Even as Connecticut officials work to ready systems for the advent of federal health reform, they are doing so with limited visibility on an operating budget – complicating matters with the January 2014 implementation of the Affordable Care Act.
Connecticut and other states want to have a full system in place by October 2013, the traditional enrollment period for companies that offer health insurance to their workers. Entering this October, the nascent Connecticut Health Insurance Exchange that would help buyers find insurance was still dealing with framework issues in advance of the knottier details for the ultimate system.
“Whether you consider that framework like a brick house or whether you consider it a house of cards, I think that’s really all we’re being asked to do at this point, because in fact we don’t know how it’s going to be funded, we don’t know how the exchange is going to be sustainable – we don’t know any of those things,” said Mickey Herbert, the former CEO of ConnectiCare Inc. who is among the architects of the Connecticut Health Insurance Exchange.
Once the Connecticut Health Insurance Exchange has used up its federal grants in design, launch and early operation, it is expected to become self-sustaining, deriving much of its budget from taxes on health insurer premiums, and possibly fees from other sources as well. In early September, the exchange hired as its chief operating officer Peter Van Loon, like Herbert a veteran of ConnectiCare and Aetna; and as chief financial officer Steven Sigal, who previously worked for Aetna, Travelers and PricewaterhouseCoopers. They join Kevin Counihan, the Connecticut Health Exchange’s CEO who helped create Massachusetts’ pioneering health system.
At present, planners lack a firm grasp on how big a budget their new leaders will have to work with. In August, the state received a $107 million grant to establish the exchange, but the finances in future years remain muddled.
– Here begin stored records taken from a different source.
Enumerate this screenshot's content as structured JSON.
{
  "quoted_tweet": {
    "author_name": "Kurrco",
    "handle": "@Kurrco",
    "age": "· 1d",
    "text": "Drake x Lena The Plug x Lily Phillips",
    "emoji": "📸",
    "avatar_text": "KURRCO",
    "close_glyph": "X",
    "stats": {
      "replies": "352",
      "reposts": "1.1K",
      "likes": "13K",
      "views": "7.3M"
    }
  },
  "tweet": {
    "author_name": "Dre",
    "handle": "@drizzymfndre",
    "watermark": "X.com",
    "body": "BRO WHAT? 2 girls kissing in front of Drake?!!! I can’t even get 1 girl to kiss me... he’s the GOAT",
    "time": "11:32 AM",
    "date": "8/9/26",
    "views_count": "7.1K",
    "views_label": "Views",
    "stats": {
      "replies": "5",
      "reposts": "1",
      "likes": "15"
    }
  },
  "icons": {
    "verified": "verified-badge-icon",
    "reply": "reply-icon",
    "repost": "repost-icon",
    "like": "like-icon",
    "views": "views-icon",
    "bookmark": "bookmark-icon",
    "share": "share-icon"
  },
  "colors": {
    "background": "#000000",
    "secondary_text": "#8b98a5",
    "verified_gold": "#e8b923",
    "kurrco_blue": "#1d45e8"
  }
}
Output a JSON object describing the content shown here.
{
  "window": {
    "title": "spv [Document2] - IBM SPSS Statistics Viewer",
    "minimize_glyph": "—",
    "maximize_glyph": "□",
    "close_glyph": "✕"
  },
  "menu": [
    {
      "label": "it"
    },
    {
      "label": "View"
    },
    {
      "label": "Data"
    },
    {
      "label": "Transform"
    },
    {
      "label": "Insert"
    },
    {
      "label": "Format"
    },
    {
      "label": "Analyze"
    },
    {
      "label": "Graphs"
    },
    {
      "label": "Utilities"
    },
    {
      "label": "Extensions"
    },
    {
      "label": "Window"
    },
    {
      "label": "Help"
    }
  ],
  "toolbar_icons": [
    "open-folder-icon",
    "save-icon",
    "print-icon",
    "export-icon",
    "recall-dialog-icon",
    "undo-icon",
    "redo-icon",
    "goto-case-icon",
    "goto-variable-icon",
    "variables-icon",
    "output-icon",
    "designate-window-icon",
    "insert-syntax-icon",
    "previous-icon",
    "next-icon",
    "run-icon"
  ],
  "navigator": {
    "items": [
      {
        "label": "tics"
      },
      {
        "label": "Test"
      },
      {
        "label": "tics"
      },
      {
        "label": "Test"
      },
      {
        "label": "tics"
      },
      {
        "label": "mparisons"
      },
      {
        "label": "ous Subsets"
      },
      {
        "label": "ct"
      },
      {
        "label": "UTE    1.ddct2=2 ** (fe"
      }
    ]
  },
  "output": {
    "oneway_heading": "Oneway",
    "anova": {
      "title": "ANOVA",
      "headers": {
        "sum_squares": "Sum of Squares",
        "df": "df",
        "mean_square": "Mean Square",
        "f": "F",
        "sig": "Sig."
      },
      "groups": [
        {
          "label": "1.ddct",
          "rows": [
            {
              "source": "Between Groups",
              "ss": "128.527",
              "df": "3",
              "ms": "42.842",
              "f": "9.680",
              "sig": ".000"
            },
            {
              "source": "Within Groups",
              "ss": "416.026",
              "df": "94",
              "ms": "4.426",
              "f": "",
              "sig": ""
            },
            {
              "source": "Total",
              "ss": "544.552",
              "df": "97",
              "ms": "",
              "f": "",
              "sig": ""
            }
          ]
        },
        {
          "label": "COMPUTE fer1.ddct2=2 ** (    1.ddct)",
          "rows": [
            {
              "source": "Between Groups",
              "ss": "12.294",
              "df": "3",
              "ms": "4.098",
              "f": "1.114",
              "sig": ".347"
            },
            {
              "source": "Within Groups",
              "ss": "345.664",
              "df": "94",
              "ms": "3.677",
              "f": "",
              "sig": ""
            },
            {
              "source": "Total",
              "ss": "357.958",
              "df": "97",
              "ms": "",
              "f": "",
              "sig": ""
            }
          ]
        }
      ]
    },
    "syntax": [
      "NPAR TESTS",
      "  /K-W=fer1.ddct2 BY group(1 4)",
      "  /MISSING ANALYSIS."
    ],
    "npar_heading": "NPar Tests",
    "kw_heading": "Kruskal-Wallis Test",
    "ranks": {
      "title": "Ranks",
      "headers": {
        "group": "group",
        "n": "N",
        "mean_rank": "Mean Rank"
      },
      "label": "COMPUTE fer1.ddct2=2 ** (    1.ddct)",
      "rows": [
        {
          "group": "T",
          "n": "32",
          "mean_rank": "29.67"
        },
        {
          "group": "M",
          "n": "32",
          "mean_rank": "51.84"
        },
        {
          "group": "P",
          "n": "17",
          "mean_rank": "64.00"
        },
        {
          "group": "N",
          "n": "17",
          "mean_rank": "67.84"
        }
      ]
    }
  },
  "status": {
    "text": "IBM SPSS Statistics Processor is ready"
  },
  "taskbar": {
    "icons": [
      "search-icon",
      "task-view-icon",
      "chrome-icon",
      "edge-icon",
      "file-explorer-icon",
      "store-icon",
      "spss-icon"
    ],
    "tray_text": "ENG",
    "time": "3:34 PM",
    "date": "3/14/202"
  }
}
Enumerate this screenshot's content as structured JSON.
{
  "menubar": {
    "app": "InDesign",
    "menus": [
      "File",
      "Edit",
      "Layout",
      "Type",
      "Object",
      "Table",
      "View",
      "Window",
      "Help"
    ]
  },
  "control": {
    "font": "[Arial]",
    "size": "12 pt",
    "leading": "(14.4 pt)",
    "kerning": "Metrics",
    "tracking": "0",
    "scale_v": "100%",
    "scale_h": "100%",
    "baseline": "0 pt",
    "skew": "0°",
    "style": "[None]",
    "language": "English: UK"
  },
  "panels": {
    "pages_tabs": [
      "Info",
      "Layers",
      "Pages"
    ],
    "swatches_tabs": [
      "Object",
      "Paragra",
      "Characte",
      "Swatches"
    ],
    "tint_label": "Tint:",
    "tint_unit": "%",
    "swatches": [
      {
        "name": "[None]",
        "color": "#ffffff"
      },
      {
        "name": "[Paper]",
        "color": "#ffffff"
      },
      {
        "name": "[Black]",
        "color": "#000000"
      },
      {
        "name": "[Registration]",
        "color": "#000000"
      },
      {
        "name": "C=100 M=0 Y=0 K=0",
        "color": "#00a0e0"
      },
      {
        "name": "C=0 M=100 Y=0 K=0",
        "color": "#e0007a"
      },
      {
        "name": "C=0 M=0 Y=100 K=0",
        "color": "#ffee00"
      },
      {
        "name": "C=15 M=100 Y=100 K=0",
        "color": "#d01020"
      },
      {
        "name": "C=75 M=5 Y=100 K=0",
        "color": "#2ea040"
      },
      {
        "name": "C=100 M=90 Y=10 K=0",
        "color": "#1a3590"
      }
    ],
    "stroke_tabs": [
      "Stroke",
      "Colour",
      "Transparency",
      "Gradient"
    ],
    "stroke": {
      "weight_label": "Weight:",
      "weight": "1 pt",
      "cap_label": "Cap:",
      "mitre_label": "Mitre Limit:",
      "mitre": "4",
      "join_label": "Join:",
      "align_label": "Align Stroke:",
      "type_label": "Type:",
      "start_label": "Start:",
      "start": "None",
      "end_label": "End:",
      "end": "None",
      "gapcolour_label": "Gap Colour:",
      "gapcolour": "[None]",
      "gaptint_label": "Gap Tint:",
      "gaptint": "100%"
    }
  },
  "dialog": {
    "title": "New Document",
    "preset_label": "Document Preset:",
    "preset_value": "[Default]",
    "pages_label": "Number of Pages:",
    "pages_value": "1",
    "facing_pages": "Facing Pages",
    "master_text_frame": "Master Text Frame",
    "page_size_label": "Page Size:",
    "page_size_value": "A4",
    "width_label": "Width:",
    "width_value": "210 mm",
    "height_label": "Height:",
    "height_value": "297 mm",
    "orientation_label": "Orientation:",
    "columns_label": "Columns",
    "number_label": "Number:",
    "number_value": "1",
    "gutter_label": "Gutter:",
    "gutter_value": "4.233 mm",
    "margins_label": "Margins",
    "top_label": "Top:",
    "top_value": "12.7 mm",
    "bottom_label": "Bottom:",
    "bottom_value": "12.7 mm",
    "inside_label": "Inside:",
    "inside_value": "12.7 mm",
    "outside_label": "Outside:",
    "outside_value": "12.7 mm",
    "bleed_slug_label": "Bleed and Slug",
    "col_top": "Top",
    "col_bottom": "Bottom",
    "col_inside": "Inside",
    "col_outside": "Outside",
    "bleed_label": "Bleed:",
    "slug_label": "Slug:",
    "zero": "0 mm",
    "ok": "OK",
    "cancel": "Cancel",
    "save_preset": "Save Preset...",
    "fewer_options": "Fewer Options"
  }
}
“The big question is we have not seen a budget,” said Stephen Glick, president of Chamber Insurance Trust in Orange. “We have not seen anything financial behind this … and this question has been brought up across the country in other exchange discussions.”
“What the exchange really needs to do is have a two- or a three-year projected budget, because we are going to figure out how we are going to be able to finance this stuff,” Herbert said. “At some point, there’s only so much burden you can put on the insurance carriers. They are going to be paying the brokers; they are going to be funding the exchange operating budget; and yet they are going to be trying to put a product out there that’s going to be affordable to Connecticut’s citizens.
“We are really creating a situation in that there may just not be enough dollars to go around,” Herbert continued. “People may not be able to afford it; people may not be attracted to it; and if the exchange then can’t attract enough people, the problem becomes just all the more worse.”